HESSISCHER VERWALTUNGSGERICHTSHOF IM NAMEN DES VOLKES URTEIL

5 UE 2557/04

In dem Verwaltungsstreitverfahren

wegen Kommunale Steuern

hat der Hessische Verwaltungsgerichtshof -5. Senat - durch

Vorsitzenden Richter am Hess. VGH Dr. Lohmann, Richter am Hess. VGH Dr. Apell, Richter am Hess.
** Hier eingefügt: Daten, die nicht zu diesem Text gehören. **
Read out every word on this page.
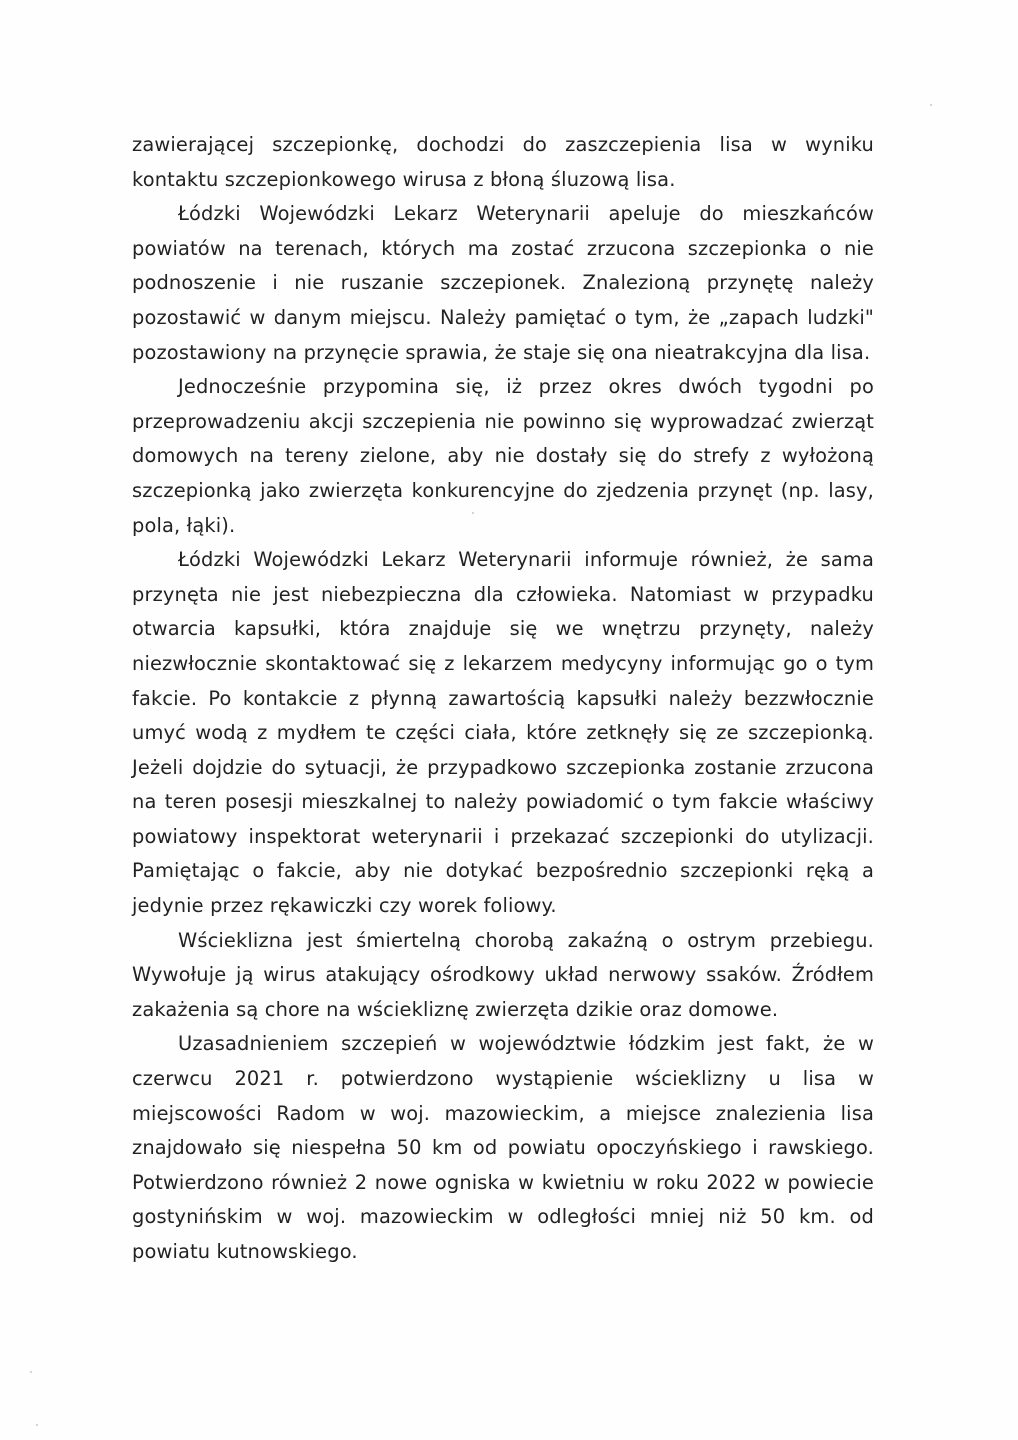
zawierającej szczepionkę, dochodzi do zaszczepienia lisa w wyniku kontaktu szczepionkowego wirusa z błoną śluzową lisa.

Łódzki Wojewódzki Lekarz Weterynarii apeluje do mieszkańców powiatów na terenach, których ma zostać zrzucona szczepionka o nie podnoszenie i nie ruszanie szczepionek. Znalezioną przynętę należy pozostawić w danym miejscu. Należy pamiętać o tym, że „zapach ludzki" pozostawiony na przynęcie sprawia, że staje się ona nieatrakcyjna dla lisa.

Jednocześnie przypomina się, iż przez okres dwóch tygodni po przeprowadzeniu akcji szczepienia nie powinno się wyprowadzać zwierząt domowych na tereny zielone, aby nie dostały się do strefy z wyłożoną szczepionką jako zwierzęta konkurencyjne do zjedzenia przynęt (np. lasy, pola, łąki).

Łódzki Wojewódzki Lekarz Weterynarii informuje również, że sama przynęta nie jest niebezpieczna dla człowieka. Natomiast w przypadku otwarcia kapsułki, która znajduje się we wnętrzu przynęty, należy niezwłocznie skontaktować się z lekarzem medycyny informując go o tym fakcie. Po kontakcie z płynną zawartością kapsułki należy bezzwłocznie umyć wodą z mydłem te części ciała, które zetknęły się ze szczepionką. Jeżeli dojdzie do sytuacji, że przypadkowo szczepionka zostanie zrzucona na teren posesji mieszkalnej to należy powiadomić o tym fakcie właściwy powiatowy inspektorat weterynarii i przekazać szczepionki do utylizacji. Pamiętając o fakcie, aby nie dotykać bezpośrednio szczepionki ręką a jedynie przez rękawiczki czy worek foliowy.

Wścieklizna jest śmiertelną chorobą zakaźną o ostrym przebiegu. Wywołuje ją wirus atakujący ośrodkowy układ nerwowy ssaków. Źródłem zakażenia są chore na wściekliznę zwierzęta dzikie oraz domowe.

Uzasadnieniem szczepień w województwie łódzkim jest fakt, że w czerwcu 2021 r. potwierdzono wystąpienie wścieklizny u lisa w miejscowości Radom w woj. mazowieckim, a miejsce znalezienia lisa znajdowało się niespełna 50 km od powiatu opoczyńskiego i rawskiego. Potwierdzono również 2 nowe ogniska w kwietniu w roku 2022 w powiecie gostynińskim w woj. mazowieckim w odległości mniej niż 50 km. od powiatu kutnowskiego.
VGH Schneider, ehrenamtlicher Richter Lecke, ehrenamtlicher Richter Mauch

aufgrund der mündlichen Verhandlung vom 23. November 2005 für Recht erkannt:

Tenor:

Auf die Berufung der Beklagten wird das Urteil des Verwaltungsgerichts A-Stadt vom 9. September 2003 - 10 E 2431/99(1) - abgeändert.

Die Klage wird abgewiesen, soweit sie sich gegen den Steuerbescheid der Beklagten vom 20. Oktober 1995 in der Fassung des Widerspruchsbescheides vom 28. Juni 1999 richtet.
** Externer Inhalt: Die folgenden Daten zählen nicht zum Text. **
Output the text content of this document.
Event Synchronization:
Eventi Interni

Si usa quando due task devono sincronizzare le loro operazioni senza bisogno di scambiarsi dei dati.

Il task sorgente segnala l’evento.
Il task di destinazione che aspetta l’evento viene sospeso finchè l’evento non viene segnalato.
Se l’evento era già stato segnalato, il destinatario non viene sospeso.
Im Übrigen wird die Berufung der Beklagten zurückgewiesen.

Die Klägerin trägt die Kosten des gesamten Verfahrens zu einem Anteil von 1/3, die Beklagte zu einem Anteil von 2/3.

Das Urteil ist hinsichtlich der Kosten vorläufig vollstreckbar. Der jeweilige Kostenschuldner kann die Vollstreckung durch Sicherheitsleistung oder Hinterlegung in Höhe der festgesetzten Kosten abwenden, wenn nicht der jeweilige Kostengläubiger vor der Vollstreckung Sicherheit in gleicher Höhe leistet.

Die Revision wird nicht zugelassen.

Tatbestand:

Die Beklagte wendet sich mit ihrer Berufung gegen die Aufhebung ihrer Zweitwohnungssteuerbescheide gegenüber der Klägerin durch das angefochtene Urteil des Verwaltungsgerichts.

Die Klägerin ist Eigentümerin eines Wochenendhauses im Ortsteil der Beklagten Pfaffenwiesbach, .........................

Mit Bescheiden vom 20. Oktober 1995, 15. Januar 1996 und 9. Januar 1997 zog die Beklagte die Klägerin aufgrund ihrer Zweitwohnungssteuersatzung vom 12. Juni 1992 zu Zweitwohnungssteuer für die Jahre 1995 in Höhe von 1.777,-- DM, 1996 in Höhe von 1.839,-- DM und 1997 in Höhe von 1.889,-- DM heran. Dagegen wandte sich die Klägerin mit jeweils fristgerecht eingelegten Widersprüchen.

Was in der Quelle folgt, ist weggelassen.